A maioria dos mortos recuperados será de mulheres e crianças, um dado que, segundo a ONU, aponta para a probabilidade de terem sido cometidos crimes de guerra durante a campanha.

“Estão agora a ser desenterrados restos mortais do que parecem ser famílias inteiras em locais que foram pulverizados por ataques israelitas”, assinalou o alto-comissário da ONU para os direitos humanos, Volker Türk, em comunicado.

“Receio que os restos mortais recuperados até agora sejam apenas a ponta do icebergue”, acrescentou, lembrando que “grande parte de Gaza foi arrasada pelos bombardeamentos israelitas ou por demolições e operações de limpeza com maquinaria pesada e explosivos”.

“Hoje, muitas áreas de Gaza onde o exército israelita está estacionado continuam a ser niveladas por bulldozers, sem respeito pelos mortos sob os escombros”, afirmou.

Segundo dados da ONU, até 82% da Faixa de Gaza foi reduzida a escombros após a ofensiva militar israelita
Segundo dados da ONU, até 82% da Faixa de Gaza foi reduzida a escombros após a ofensiva militar israelita AP Photo

De acordo com a Defesa Civil palestiniana, mais de 630 corpos e outros restos mortais foram retirados debaixo de edifícios colapsados em toda a Faixa de Gaza só desde novembro passado.

O gabinete de direitos humanos da ONU citou uma estimativa segundo a qual mais de 8 000 pessoas continuam desaparecidas sob os escombros, um número que sublinha até que ponto a devastação do território ainda está por contabilizar.

Türk insistiu em que “devem ser feitos todos os esforços possíveis para documentar e identificar estas vítimas, preservar informação forense e amostras biológicas, registar os locais de sepultura e informar as famílias”.

“A descoberta de extensos restos mortais sob os escombros na Cidade de Gaza reacende as preocupações com crimes de guerra e outros crimes atrozes”, alertou.

A guerra começou após o ataque do Hamas a Israel em 7 de outubro de 2023, que matou pelo menos 1 195 pessoas, segundo dados oficiais israelitas.
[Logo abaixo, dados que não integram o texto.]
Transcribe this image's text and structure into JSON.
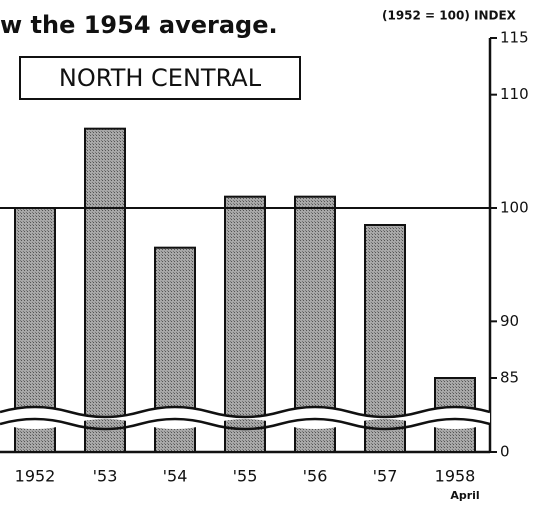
{
  "chart_data": {
    "type": "bar",
    "title": "w the 1954 average.",
    "subtitle": "NORTH CENTRAL",
    "y_label": "(1952 = 100) INDEX",
    "annotation": "April",
    "categories": [
      "1952",
      "'53",
      "'54",
      "'55",
      "'56",
      "'57",
      "1958"
    ],
    "values": [
      100,
      107,
      96.5,
      101,
      101,
      98.5,
      85
    ],
    "color": "#9a9a9a",
    "ylim": [
      0,
      115
    ],
    "yticks": [
      0,
      85,
      90,
      100,
      110,
      115
    ],
    "axis_break": true,
    "reference_line": 100,
    "grid": false
  }
}
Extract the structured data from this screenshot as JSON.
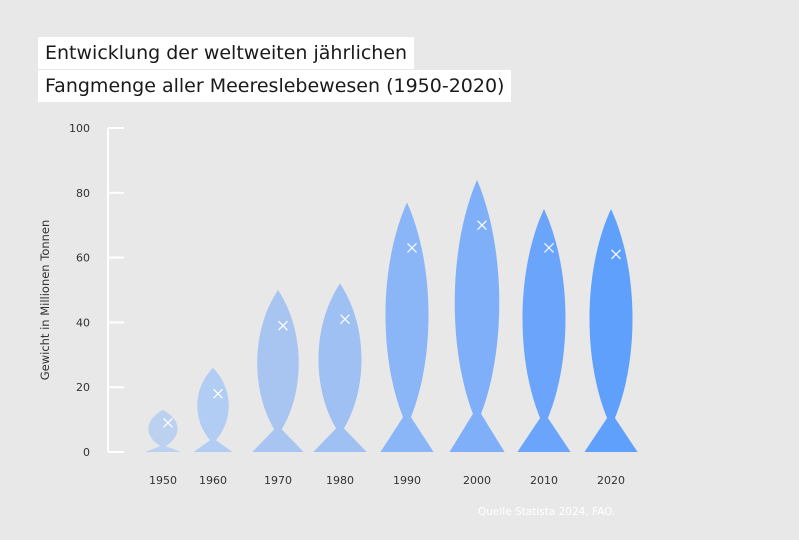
{
  "title_lines": [
    "Entwicklung der weltweiten jährlichen",
    "Fangmenge aller Meereslebewesen (1950-2020)"
  ],
  "source": "Quelle Statista 2024, FAO.",
  "colors": {
    "background": "#e8e8e8",
    "title_bg": "#ffffff",
    "axis": "#ffffff"
  },
  "chart_data": {
    "type": "bar",
    "title": "Entwicklung der weltweiten jährlichen Fangmenge aller Meereslebewesen (1950-2020)",
    "xlabel": "",
    "ylabel": "Gewicht in Millionen Tonnen",
    "ylim": [
      0,
      100
    ],
    "yticks": [
      0,
      20,
      40,
      60,
      80,
      100
    ],
    "grid": false,
    "categories": [
      "1950",
      "1960",
      "1970",
      "1980",
      "1990",
      "2000",
      "2010",
      "2020"
    ],
    "values": [
      13,
      26,
      50,
      52,
      77,
      84,
      75,
      75
    ],
    "marker_values": [
      9,
      18,
      39,
      41,
      63,
      70,
      63,
      61
    ],
    "colors": [
      "#bcd1f0",
      "#b2cdf3",
      "#a8c5f2",
      "#9fc0f3",
      "#8ab6f7",
      "#7faff8",
      "#6aa5fb",
      "#60a0fd"
    ]
  }
}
A posterior campanha de bombardeamentos e a ofensiva terrestre de Israel deixaram grande parte de Gaza em ruínas.

O Ministério da Saúde de Gaza, controlado pelo Hamas, afirma que a ofensiva já matou mais de 73 000 palestinianos no total, incluindo mais de 1 350 desde a assinatura de um cessar-fogo em outubro passado.

Para os governos europeus que procuram gerir as repercussões diplomáticas do conflito, o apelo da ONU aumenta a pressão sobre Israel para abrir Gaza a uma fiscalização independente, numa altura em que a dimensão das perdas civis continua a ser revelada.